Estigmatização, sexualidade e
intervenção psicológica
Boa parte das vezes, a questão da fertilidade é
vista como um ponto de viragem, em que se passa de um indivíduo ou casal para a
formação de uma família. Desse modo, enfatizou a psicóloga, ter um filho vai ao
encontro de concretizar o futuro e transmitir seus valores, configurando-se
como algo muito simbólico principalmente para a mulher, que deseja vivenciar a
barriga crescendo e toda a mudança que a gestação oportuniza.
“A maternidade é tecida no seio social como uma
conquista de se ser mulher e uma etapa quase que intrínseca ao existir
feminino. Por isso, ela assume um viés estigmatizante do ponto de vista das
expectativas da sociedade, que muitas vezes passa a cobrar isso delas,
aumentando o sofrimento. A própria questão da feminilidade pode ser encarada
como muito próxima da fertilidade. Então, quando há a incapacidade de gerar um
filho, muitas se sentem como se fossem 'menos mulher', conforme acompanhamos em
nosso dia a dia de atendimento”, afirmou Mikeller.
Problemas ao nível da sexualidade também
representam um desafio. “As relações sexuais podem ganhar um novo tom: um
momento tão íntimo e que deveria ser pautado no prazer, acaba se tornando uma
fonte de ansiedade e desconforto, já que, muitas vezes, o casal passa a
programar as relações para o período fértil – quando há mais chances de
engravidar. Isso pode contribuir para que a relação seja vista como algo
maquinal, prejudicando a intimidade e desgastando o relacionamento”, explanou.

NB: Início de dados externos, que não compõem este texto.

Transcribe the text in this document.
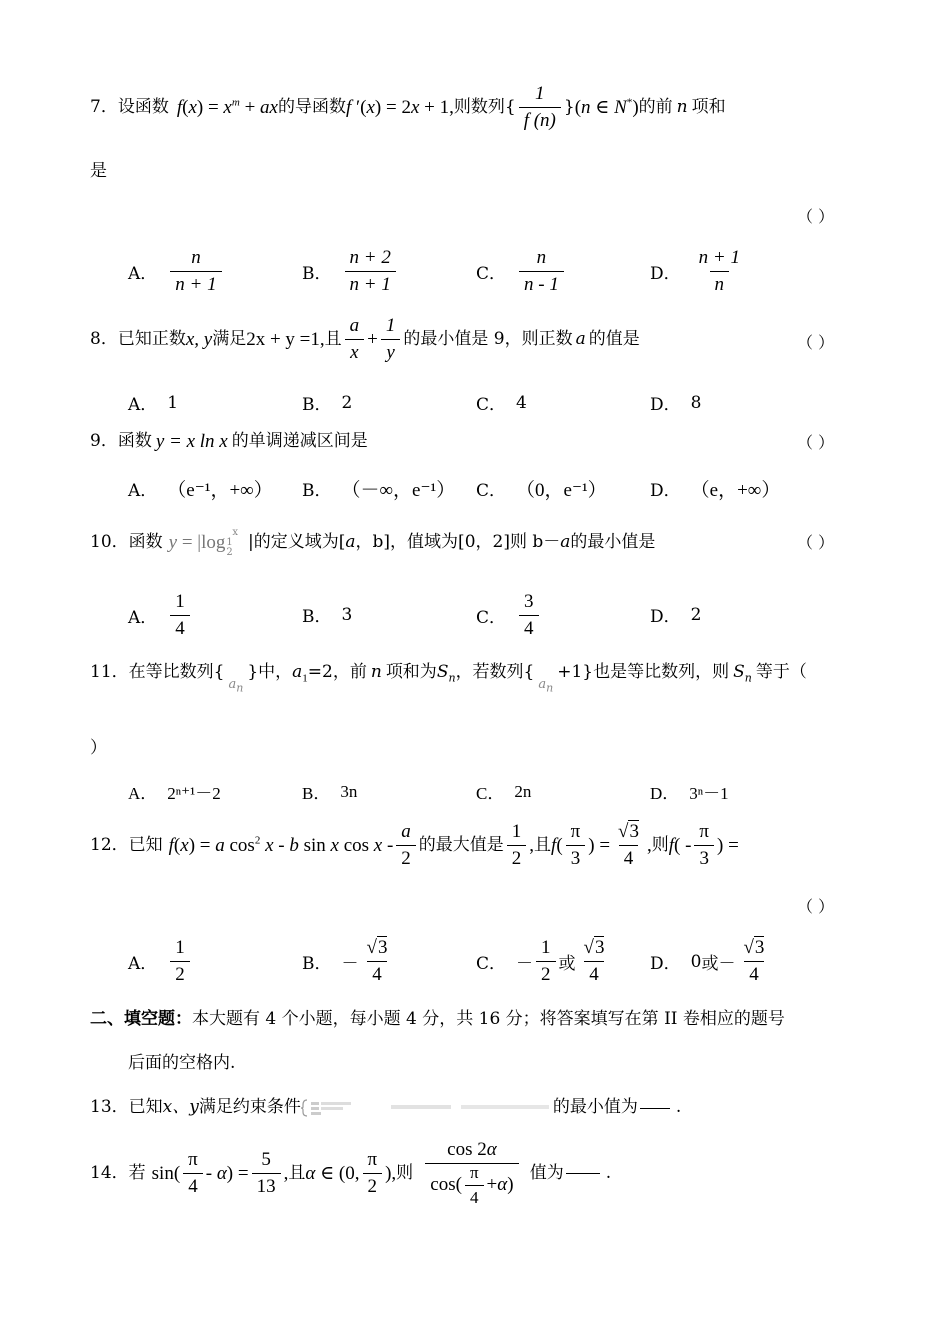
7． 设函数 $f(x) = x^m$ + ax 的导函数 f ′(x) = 2x + 1, 则数列{ $\frac{1}{f (n)}$ } (n ∈ N*) 的前 n 项和
是
（ ）
A． $\frac{n}{n + 1}$	B． $\frac{n + 2}{n + 1}$	C． $\frac{n}{n - 1}$	D． $\frac{n + 1}{n}$
8． 已知正数 x, y 满足 2x + y =1, 且 $\frac{a}{x} + \frac{1}{y}$ 的最小值是 9，则正数 a 的值是	（ ）
A． 1	B． 2	C． 4	D． 8
9． 函数 y = x ln x 的单调递减区间是	（ ）
A． （e⁻¹，+∞） B． （－∞，e⁻¹） C． （0，e⁻¹）	D． （e，+∞）
10． 函数 y = |log x
1
2
|的定义域为[ a ，b]，值域为[0，2]则 b－ a 的最小值是	（ ）
A． $\frac{1}{4}$	B． 3	C． $\frac{3}{4}$	D． 2
11． 在等比数列{
$a_n$
}中， $a_1 =2$，前 n 项和为 $S_n$ ，若数列{
$a_n$
+1}也是等比数列，则 $S_n$ 等于（
）
A． 2ⁿ⁺¹－2	B． 3n	C． 2n	D． 3ⁿ－1
12． 已知 f(x) = a $\cos^2 x$ - b sin x cos x - $\frac{a}{2}$ 的最大值是 $\frac{1}{2}$ , 且 f ( $\frac{\pi}{3}$ ) = $\frac{√3}{4}$ , 则 f ( - $\frac{\pi}{3}$ ) =
（ ）
A． $\frac{1}{2}$	B． － $\frac{√3}{4}$	C． － $\frac{1}{2}$ 或 $\frac{√3}{4}$ D． 0 或 － $\frac{√3}{4}$
二、填空题：本大题有 4 个小题，每小题 4 分，共 16 分；将答案填写在第 II 卷相应的题号
后面的空格内.
13． 已知 x、y 满足约束条件	的最小值为 .
14． 若 $\sin( \frac{\pi}{4} - \alpha) = \frac{5}{13}$ , 且 α ∈ (0, $\frac{\pi}{2}$ ), 则 $\frac{\cos 2\alpha}{\cos( \frac{\pi}{4} + \alpha )}$ 值为 .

Assim, para algumas mulheres, num ponto extremo, a
infertilidade pode significar não só a perda da autoestima, mas da segurança
financeira, da capacidade de se projetar no futuro e às vezes até mesmo da
relação. Por isso, de acordo com Mikeller, a intervenção psicológica precisa
estar atenta no sentido de contemplar as várias faces do problema, sejam
sociais, mentais ou conjugais, podendo contribuir para uma melhoria na
qualidade de vida dessas mulheres, colaborando para que atravessem isso de
forma mais amena.
“Ter um acompanhamento multiprofissional é
fundamental para influenciar positivamente a forma que a mulher se relaciona
consigo e com seu corpo, promovendo também práticas centradas no bem-estar
físico e em sensações prazerosas”, finalizou Mikeller.